Thai SEC Deputy Secretary-General Anek Yooyuen highlighted that investment tokens will have the same investment ratios as traditional securities due to their similar key risks and features. This will support the establishment and management of funds investing in digital assets, including provisions for asset custody, digital asset value calculation, information disclosure, and appropriate advertising. The regulatory framework will be revised to accommodate the unique characteristics of these investment instruments. Thailand previously approved its first crypto ETF in June, issued by One Asset Management (ONEAM), marking a significant milestone in the country’s regulatory framework for digital assets.

In addition to allowing mutual and private funds to invest in cryptocurrencies, the Thai SEC is also considering other measures to enhance the regulatory environment for digital assets. These measures include allowing authorised initial coin offering portals to use outsourced companies after a public hearing process. Furthermore, the regulator will permit 10 private companies to explore trials for exchanging cryptocurrencies for Thai baht as part of a digital asset regulatory sandbox project. The SEC also aims to increase penalties for violating crypto firms, including fines for securities firms that send inappropriate trading orders and civil and criminal penalties for investors who manipulate stocks.
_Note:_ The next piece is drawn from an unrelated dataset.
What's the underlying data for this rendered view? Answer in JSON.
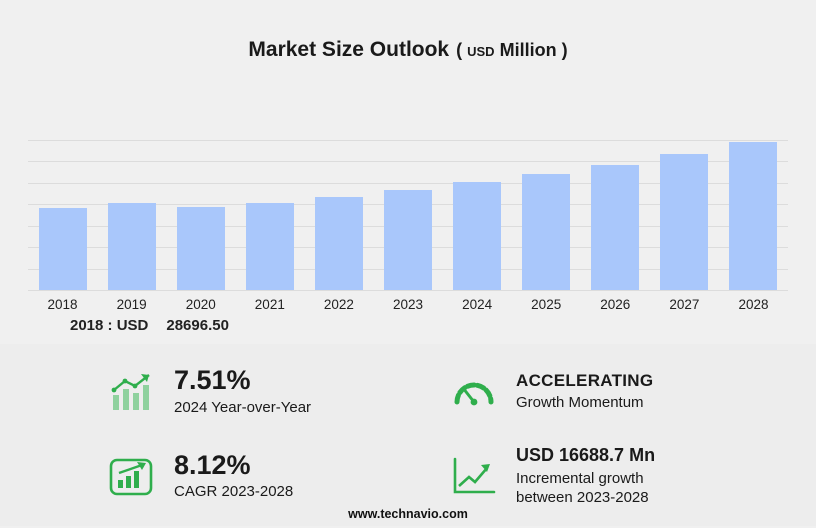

The proposal by Thailand’s Securities and Exchange Commission represents a significant step towards regulatory clarity and support for cryptocurrency investments in the country. By allowing mutual and private funds to invest in cryptocurrencies, the regulator is opening up new investment opportunities for Thai investors while aligning with global trends in digital asset adoption. The proposed regulations also demonstrate Thailand’s commitment to creating a robust regulatory framework for digital assets, including measures to enhance investor protection and market integrity. The endorsement of investment tokens and crypto ETFs reflects the evolving nature of the financial industry and the increasing acceptance of cryptocurrencies as legitimate investment instruments.

The Thai SEC’s move to explore trials for exchanging cryptocurrencies for Thai baht and allowing authorised initial coin offering portals to use outsourced companies reflects a proactive approach to fostering innovation in the digital asset space. By facilitating the trialing of new technologies and processes, the regulator is creating an environment that supports the growth and development of the crypto industry in Thailand. The proposed increase in penalties for violating crypto firms underscores the regulator’s commitment to enforcing compliance with regulations and maintaining market integrity. These measures aim to deter fraudulent activities and ensure that market participants adhere to the established rules and guidelines.

Overall, Thailand’s initiatives to regulate and support the cryptocurrency sector are likely to contribute to the country’s position as a leading hub for digital asset innovation in the region. The proposed regulations for mutual and private funds to invest in cryptocurrencies, alongside other measures such as allowing ICO portals to use outsourced companies and exploring trials for crypto-fiat exchanges, demonstrate the country’s commitment to fostering a supportive environment for digital asset innovation and investment. The proposed revisions to the regulatory framework reflect Thailand’s proactive approach to adapting to the changing landscape of the financial industry and embracing the opportunities presented by cryptocurrencies and blockchain technology.